Читаем Книга Рабиновичей полностью

Отец что-то говорил мне, уверял, что мы скоро увидимся, что он очень любит меня, что я вырасту большим, умным и смелым, что он мною гордится. Знал ли он тогда, что больше не увидит меня? Догадывался ли? Решил ли уже, что больше не даст о себе знать, оставит меня жить-поживать в Бельгии с этой ношей на плечах — призраком отца, которого я понемногу забывал, с этим воспоминанием, ставшим в отрочестве тягостным, хоть я сам не понимал, почему мне было от него так больно. Как мог он сжимать меня в своих объятиях с такой силой, что косточки хрустели, — и навсегда исчезнуть? Может быть, он потому и обнимал меня так крепко, что знал: мы больше никогда не увидимся? Какую сделку, соглашение, контракт, гласный или негласный, заключил он с матерью? Что, собственно, произошло между моими родителями?

Я знаю только версию матери: у отца была якобы любовница; мать поставила его перед выбором — она или та, другая; он предпочел другую.

Но я по опыту не доверяю рассказам матери. Она даже не лжет. Нет, она просто немного видоизменяет события, порой совсем чуть-чуть, так, чтобы ей всегда доставалась приглядная роль.

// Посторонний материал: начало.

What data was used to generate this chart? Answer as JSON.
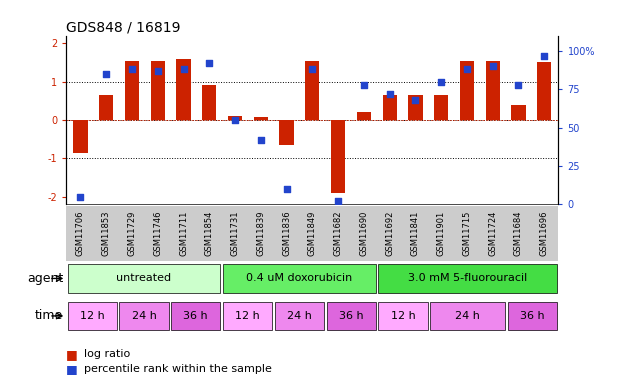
{
  "title": "GDS848 / 16819",
  "samples": [
    "GSM11706",
    "GSM11853",
    "GSM11729",
    "GSM11746",
    "GSM11711",
    "GSM11854",
    "GSM11731",
    "GSM11839",
    "GSM11836",
    "GSM11849",
    "GSM11682",
    "GSM11690",
    "GSM11692",
    "GSM11841",
    "GSM11901",
    "GSM11715",
    "GSM11724",
    "GSM11684",
    "GSM11696"
  ],
  "log_ratio": [
    -0.85,
    0.65,
    1.55,
    1.55,
    1.6,
    0.9,
    0.1,
    0.07,
    -0.65,
    1.55,
    -1.9,
    0.22,
    0.65,
    0.65,
    0.65,
    1.55,
    1.55,
    0.4,
    1.5
  ],
  "percentile": [
    5,
    85,
    88,
    87,
    88,
    92,
    55,
    42,
    10,
    88,
    2,
    78,
    72,
    68,
    80,
    88,
    90,
    78,
    97
  ],
  "bar_color": "#cc2200",
  "dot_color": "#2244cc",
  "agents": [
    {
      "label": "untreated",
      "start": 0,
      "end": 6,
      "color": "#ccffcc"
    },
    {
      "label": "0.4 uM doxorubicin",
      "start": 6,
      "end": 12,
      "color": "#66ee66"
    },
    {
      "label": "3.0 mM 5-fluorouracil",
      "start": 12,
      "end": 19,
      "color": "#44dd44"
    }
  ],
  "times": [
    {
      "label": "12 h",
      "start": 0,
      "end": 2,
      "color": "#ffaaff"
    },
    {
      "label": "24 h",
      "start": 2,
      "end": 4,
      "color": "#ee88ee"
    },
    {
      "label": "36 h",
      "start": 4,
      "end": 6,
      "color": "#dd66dd"
    },
    {
      "label": "12 h",
      "start": 6,
      "end": 8,
      "color": "#ffaaff"
    },
    {
      "label": "24 h",
      "start": 8,
      "end": 10,
      "color": "#ee88ee"
    },
    {
      "label": "36 h",
      "start": 10,
      "end": 12,
      "color": "#dd66dd"
    },
    {
      "label": "12 h",
      "start": 12,
      "end": 14,
      "color": "#ffaaff"
    },
    {
      "label": "24 h",
      "start": 14,
      "end": 17,
      "color": "#ee88ee"
    },
    {
      "label": "36 h",
      "start": 17,
      "end": 19,
      "color": "#dd66dd"
    }
  ],
  "ylim": [
    -2.2,
    2.2
  ],
  "y2lim": [
    0,
    110
  ],
  "yticks_left": [
    -2,
    -1,
    0,
    1,
    2
  ],
  "yticks_right": [
    0,
    25,
    50,
    75,
    100
  ],
  "bar_color_hex": "#cc2200",
  "dot_color_hex": "#2244cc",
  "bg_color": "#ffffff",
  "xticklabel_bg": "#cccccc",
  "title_fontsize": 10,
  "tick_fontsize": 7,
  "label_fontsize": 8,
  "agent_fontsize": 8,
  "time_fontsize": 8
}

Приезд в Брюссель я помню лучше, чем жизнь в Израиле. Я сразу познакомился со своей родней, со всеми Рабиновичами, в том числе с двоюродным братом Натаном, самым из них странным.

Когда мы приехали в Брюссель, ему было десять лет и он говорил без умолку, нанизывая короткие фразы, оживленно жестикулируя, криво улыбаясь, иной раз прыская, но тотчас заглушая смех новым словесным потоком. Я не понимал ни слова из его монолога. Порой выходил из себя, ругал его на иврите, убегал и запирался в уборной; Натан же продолжал что-то говорить мне через дверь.

Я был ребенком вспыльчивым; позже я стал вспыльчивым подростком и обнаружил существование девушек, которых хотел всех трахнуть. Слово «трахнуть» здесь, к сожалению, уместно. Речь шла именно об этом: войти в девичье тело, подвигаться в нем, изойти в него и, выйдя, оттолкнуть, словно девушки, переспав со мной, пачкаются, словно их тела, только что такие желанные, теперь покрыты грязью или тронуты гнилью. Я сам нынче этого не постигаю, как будто мое отрочество было прожито другим человеком, как будто я носил маску и играл роль, теперь забытую и не вполне понятную.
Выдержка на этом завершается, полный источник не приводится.